Eli Steffen, who grew up on Vashon, is one of the creators of “Propaganda for the Self.” (Erin Burrows Photo)

Eli Steffen, who grew up on Vashon, is one of the creators of “Propaganda for the Self.” (Erin Burrows Photo)

Theater: Big questions for a small island

  • Tuesday, May 22, 2018 2:17pm
  • Arts

What would happen if a talented child of Vashon grew up, moved away to become an accomplished writer and performer, and then returned to debut a new work that directly addressed the cultural and historical presumptions of the island?

Audiences will find out this weekend when Vashon Center for the Arts premieres “Propaganda for the Self,” an interdisciplinary theater piece, at 7:30 p.m. Saturday, May 26, and 5 p.m. Sunday, May 27, in VCA’s Kay White Hall.

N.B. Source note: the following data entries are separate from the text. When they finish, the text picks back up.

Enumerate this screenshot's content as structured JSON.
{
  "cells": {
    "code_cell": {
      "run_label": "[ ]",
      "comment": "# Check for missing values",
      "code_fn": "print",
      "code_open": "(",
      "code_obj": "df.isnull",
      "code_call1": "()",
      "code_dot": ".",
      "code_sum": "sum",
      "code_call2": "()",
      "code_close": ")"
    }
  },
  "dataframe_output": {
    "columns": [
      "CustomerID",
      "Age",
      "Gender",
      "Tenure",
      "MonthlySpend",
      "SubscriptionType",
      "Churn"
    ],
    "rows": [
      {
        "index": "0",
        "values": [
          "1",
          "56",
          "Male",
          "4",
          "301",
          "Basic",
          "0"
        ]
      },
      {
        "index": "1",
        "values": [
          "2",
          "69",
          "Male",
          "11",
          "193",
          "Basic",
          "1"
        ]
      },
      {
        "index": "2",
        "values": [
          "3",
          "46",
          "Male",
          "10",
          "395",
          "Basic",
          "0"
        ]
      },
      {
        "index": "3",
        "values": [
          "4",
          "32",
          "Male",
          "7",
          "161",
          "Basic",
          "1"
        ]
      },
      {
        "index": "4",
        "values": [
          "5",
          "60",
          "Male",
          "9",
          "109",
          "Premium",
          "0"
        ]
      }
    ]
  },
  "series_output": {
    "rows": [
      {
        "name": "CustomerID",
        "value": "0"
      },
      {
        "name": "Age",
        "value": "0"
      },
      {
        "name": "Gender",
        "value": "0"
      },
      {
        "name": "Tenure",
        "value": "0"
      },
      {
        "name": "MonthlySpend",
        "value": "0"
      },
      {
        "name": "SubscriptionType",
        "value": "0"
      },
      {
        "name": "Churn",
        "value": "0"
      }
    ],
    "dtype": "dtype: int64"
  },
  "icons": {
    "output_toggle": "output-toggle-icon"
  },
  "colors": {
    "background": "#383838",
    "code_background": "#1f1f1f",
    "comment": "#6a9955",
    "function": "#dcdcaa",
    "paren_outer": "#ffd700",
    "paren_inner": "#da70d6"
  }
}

The show is the co-creation of Eli Steffen and Corinne Manning, who developed the show as a “community-specific” work aimed directly at Vashon — a place they both know well.

Manning, a widely-published writer, performer and literary organizer, resided on Vashon from 2014 to 2017.

But Steffen grew up here, raised by Maryam and George Steffen, islanders who were active in many community causes during their lifetimes.

Still remembered by some islanders for directing an acclaimed local production of “The Laramie Project” as a teenager, Steffen is now 33 years old and has forged a career in the arts, performing up and down both coasts in work that explores the intersection of community, culture and identity.

Steffen said the experience of directing “The Laramie Project” — a play that deals with the 1998 murder of gay University of Wyoming student Matthew Shepard in Laramie, Wyoming — was formative, in that it showed how theater could provoke a “community conversation.”

“Propaganda for the Self,” explained Steffen, is also meant to engage audience members in examining their own collective and personal histories, identities and experiences — and is specifically about Vashon.

“It was made for Vashon,” said Steffen. “If we perform it anywhere else it will have to be pretty radically adjusted.”

The show is not a typical play, Steffen said, but rather, a “braided essay” in three parts: what Steffen calls “utopian queer love stories” told by the performers, audience interaction and dance. A press release describes “Propaganda for the Self” as aiming to “excavate white America’s obsession with numbness in search of the radical possibility of desire.”

The duo won a $4,500 grant from 4Culture to develop and present the work, and Steffen said they were happy to have the chance to perform it at Vashon Center for the Arts.

The VCA artistic staff, Steffen said, are committed to “bringing in more exciting work, and they are also doing some exploration about what VCA’s role in the community is. They’ve been so generous with their time and space.”

Audiences, Steffen said, can expect to be challenged by direct questions posed in “Propaganda for the Self,” including “What is Vashon’s colonial history? What does it mean that two white artists got a grant to come to this predominantly white community to do a piece about whiteness?”

Another question islanders will be asked during the piece, Steffen said, will be, “What does it mean that we spent $20 million on [an arts center] in a community that has a housing shortage?”

“We’re inviting people to address the problem, and I think some people will find this piece to be confrontational, triggering and upsetting.” But, Steffen added, “Vashon has the potential to do so much good in our region, and it is my hope that this story is a part of that.”

In keeping with the activist bent of the show, tables in the lobby will have information about local groups including SURJ (Stand Up for Racial Justice), Backbone Campaign and Vashon Youth & Family Services. The work of these groups will also get shout-outs during the show, Steffen said.